Hi everybody,

I recently learned from Superset upstream that the way that we configure Druid datasources is considered "legacy", and in the future support will likely decrease over time. They suggested using Druid SQL capabilities configuring it as Database, and mapping every Druid datasource as a table.

What does this mean in practice? Several things:

1) We should stop creating Druid datasources (Sources -> Druid Datasources) in favor of Druid tables. I added some info in https://wikitech.wikimedia.org/wiki/Analytics/Systems/Superset#Druid_datasources_vs_Druid_tables. The nice thing is that in this way we'll not be required to specify all the dimensions/attributes.

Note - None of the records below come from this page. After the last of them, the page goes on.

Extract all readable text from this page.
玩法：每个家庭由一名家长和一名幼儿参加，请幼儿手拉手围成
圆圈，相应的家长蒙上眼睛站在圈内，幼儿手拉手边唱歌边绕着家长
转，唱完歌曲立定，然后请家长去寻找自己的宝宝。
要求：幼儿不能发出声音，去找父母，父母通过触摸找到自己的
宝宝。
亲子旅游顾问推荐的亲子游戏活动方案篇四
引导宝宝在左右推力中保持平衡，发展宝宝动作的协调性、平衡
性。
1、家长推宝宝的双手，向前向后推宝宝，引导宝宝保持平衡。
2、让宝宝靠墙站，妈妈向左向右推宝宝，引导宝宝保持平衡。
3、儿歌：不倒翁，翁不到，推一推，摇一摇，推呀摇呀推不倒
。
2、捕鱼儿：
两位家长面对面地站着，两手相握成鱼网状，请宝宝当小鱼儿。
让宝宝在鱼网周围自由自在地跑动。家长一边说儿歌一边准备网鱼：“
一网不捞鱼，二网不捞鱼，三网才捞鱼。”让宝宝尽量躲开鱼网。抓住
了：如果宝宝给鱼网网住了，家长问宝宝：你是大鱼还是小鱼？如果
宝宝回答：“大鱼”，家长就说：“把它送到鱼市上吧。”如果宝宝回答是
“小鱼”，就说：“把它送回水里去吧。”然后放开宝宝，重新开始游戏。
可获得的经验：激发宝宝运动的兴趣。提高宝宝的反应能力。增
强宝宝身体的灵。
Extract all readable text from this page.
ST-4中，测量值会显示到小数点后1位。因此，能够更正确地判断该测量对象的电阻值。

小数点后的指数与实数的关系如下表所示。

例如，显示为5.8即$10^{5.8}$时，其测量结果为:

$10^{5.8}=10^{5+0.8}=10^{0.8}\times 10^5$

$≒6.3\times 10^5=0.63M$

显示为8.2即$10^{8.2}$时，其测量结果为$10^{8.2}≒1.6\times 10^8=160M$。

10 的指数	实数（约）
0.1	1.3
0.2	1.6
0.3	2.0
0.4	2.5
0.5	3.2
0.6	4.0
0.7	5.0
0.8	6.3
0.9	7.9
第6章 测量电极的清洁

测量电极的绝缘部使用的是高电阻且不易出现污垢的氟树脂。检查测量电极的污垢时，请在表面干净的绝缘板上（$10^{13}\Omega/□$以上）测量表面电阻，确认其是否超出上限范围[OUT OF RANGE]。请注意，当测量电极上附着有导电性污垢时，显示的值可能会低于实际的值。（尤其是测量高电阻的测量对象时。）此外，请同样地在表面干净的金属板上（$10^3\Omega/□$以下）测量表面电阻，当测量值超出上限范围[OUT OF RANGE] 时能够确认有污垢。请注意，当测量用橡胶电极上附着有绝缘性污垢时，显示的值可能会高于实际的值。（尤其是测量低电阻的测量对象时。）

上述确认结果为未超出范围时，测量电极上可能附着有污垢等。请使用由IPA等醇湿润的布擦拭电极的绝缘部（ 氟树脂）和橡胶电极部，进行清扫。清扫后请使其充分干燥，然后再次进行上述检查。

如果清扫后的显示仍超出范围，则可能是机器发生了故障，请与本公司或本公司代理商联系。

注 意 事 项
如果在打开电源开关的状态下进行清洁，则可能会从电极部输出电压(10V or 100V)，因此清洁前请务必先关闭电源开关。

2) We should test charts with Druid tables and see if we find bugs. The can come from our Druid version (0.12.3, last upstream is 0.18, we'll upgrade asap but requires time) or from Superset itself.

3) Migrate all charts using Druid Datasources to Druid tables (I'll follow up with upstream to see if there is a way to script this and avoid a manual fix for every chart).

The last point is a big request I know, but it is better if we start doing it now rather than later in my opinion. I have recently started to test Superset release candidates when upstream releases them, but I wasn't able to stop the release of 0.36.0 with a bug report (https://github.com/apache/incubator-superset/issues/9468) since the code was considered "legacy" so not enough to stop a release. As you can imagine, keeping up with Superset becomes a little bit more difficult and I'd prefer to follow best (supported) practices from upstream where possible :)

There is a task opened for this: https://phabricator.wikimedia.org/T249681. If somebody could help me testing Druid tables it would be really great!

Thanks in advance,

Luca